Tajikistan's budget envisages gross domestic product (GDP) growth of 7 per cent in 2015. But a Tajik official, declining to give his name, said: "We hope for real growth of 4 to 5 per cent, and these are the most optimistic expectations."

The reality is that Russia's economic problems are likely to result in a worsening situation in Tajikistan and Kyrgyzstan.

"Our view is that growth will decline further because we expect the remittances will decline further," Dunn said.

Separately, the Russian economy ministry on Tuesday slashed its economic forecast for 2015, announcing a contraction of 0.8 per cent because of Western sanctions over the Ukraine crisis combined with falling oil prices.

The ministry cut its previous outlook of 1.2 per cent growth by two percentage points, referring to worsening economic indicators and a "more conservative" assumption that Western sanctions will remain through 2015.

Plunging oil prices also led to the revision, with a weakening ruble  and rising inflation slowing consumer spending, the ministry added in its official statement.

In its outlook on recession, Deputy Economy Minister Alexei Vedev said the economy may completely flatline or slightly shrink in the fourth quarter of 2014, which could push Russia into recession by the end of the first quarter next year. 

The technical definition of a recession is two successive quarters of economic contraction. It would be Russia's first recession since 2009.

The ministry previously assumed Western sanctions would be lifted during 2015, with Russia then ending its tit-for-tat food embargo. 

"The current forecast for 2015 is, on the contrary, based on continuing strong geopolitical risks," the ministry said.

"Uncertainty and lack of economic confidence caused by harsher geopolitics have led to a prediction of higher capital flight and lower investment," the ministry added in the full report briefly posted on its website before it was removed.

Capital flight is expected to reach $125 billion for 2014, the ministry indicated, up from the previous estimate of $100 billion.

The World Bank also slashed its growth projection for Russia Tuesday from 0.5 per cent in 2014 and 0.3 per cent 2015 to 0.7 per cent and 0 per cent respectively.

Nine per cent inflation seen  

Russia's economy has been hit by falling oil prices which have battered Russia's energy-driven economy and triggered a record drop in the value of the ruble.

The Russian currency experienced its worst slump since 1998 on Monday.

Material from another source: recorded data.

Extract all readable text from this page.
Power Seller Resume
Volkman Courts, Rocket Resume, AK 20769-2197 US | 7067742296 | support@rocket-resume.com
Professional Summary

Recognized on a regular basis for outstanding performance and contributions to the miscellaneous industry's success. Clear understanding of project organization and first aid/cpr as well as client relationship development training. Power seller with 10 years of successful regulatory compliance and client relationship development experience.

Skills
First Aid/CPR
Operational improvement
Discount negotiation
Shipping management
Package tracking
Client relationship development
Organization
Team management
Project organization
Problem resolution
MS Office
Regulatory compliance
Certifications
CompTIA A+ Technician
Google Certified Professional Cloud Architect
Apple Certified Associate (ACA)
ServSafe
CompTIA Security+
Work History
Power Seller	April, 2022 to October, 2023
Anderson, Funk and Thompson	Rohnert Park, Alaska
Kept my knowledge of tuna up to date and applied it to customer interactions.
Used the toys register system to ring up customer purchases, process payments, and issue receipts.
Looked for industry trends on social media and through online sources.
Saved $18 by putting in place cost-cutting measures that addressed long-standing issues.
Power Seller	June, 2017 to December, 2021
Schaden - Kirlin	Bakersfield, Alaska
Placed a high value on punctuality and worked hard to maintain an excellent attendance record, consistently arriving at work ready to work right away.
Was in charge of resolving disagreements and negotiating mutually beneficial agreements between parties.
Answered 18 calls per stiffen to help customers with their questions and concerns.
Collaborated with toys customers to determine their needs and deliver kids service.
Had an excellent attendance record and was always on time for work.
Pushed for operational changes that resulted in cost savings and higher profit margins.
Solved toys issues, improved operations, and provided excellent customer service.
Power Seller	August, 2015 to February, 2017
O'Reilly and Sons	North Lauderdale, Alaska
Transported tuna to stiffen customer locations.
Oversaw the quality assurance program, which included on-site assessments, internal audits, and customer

After rallying slightly Tuesday morning it lost all its gains and was trading at around 53.9 to the dollar and 66.8 to the euro at 1600 GMT.

The economy ministry has forecast the foreign exchange rate to average 49 rubles to the dollar next year — 30 per cent higher than its previous expected rate of 37.7 rubles.

The growth forecast for 2014 was slightly raised from 0.5 per cent to 0.6 per cent due to a better-than-expected performance of the agricultural sector, the ministry said.

Vedev said the ministry expects the Russian economy to reach bottom in mid-2015 and begin a rebound on rising oil prices which could climb back to $85-$95 a barrel.

Russia's growth has slowed dramatically in recent years, the rate falling to 1.3 per cent in 2013 compared with 3.4 per cent the previous year.

Meanwhile, inflation has accelerated over the ruble's falling value, and is set to reach 9 per cent by the end of 2014, Vedev said, up from the previous estimate of 7.5 per cent.

Real incomes of Russians will shrink by 2.8 percent next year instead of increasing by 0.4 per cent as previously predicted, due to inflation and slowing economic activity.

Alfa Bank economists said in a note Tuesday that 12 per cent inflation for the year was "inevitable", predicting spending to fall even further than during the 2008 economic crisis due to the government's inability to compensate the population through increasing pensions and salaries.

Retail giants and foreign companies have already hiked prices or announced expected hikes because of the ruble's slump, with Apple raising Russian prices by about 25 per cent.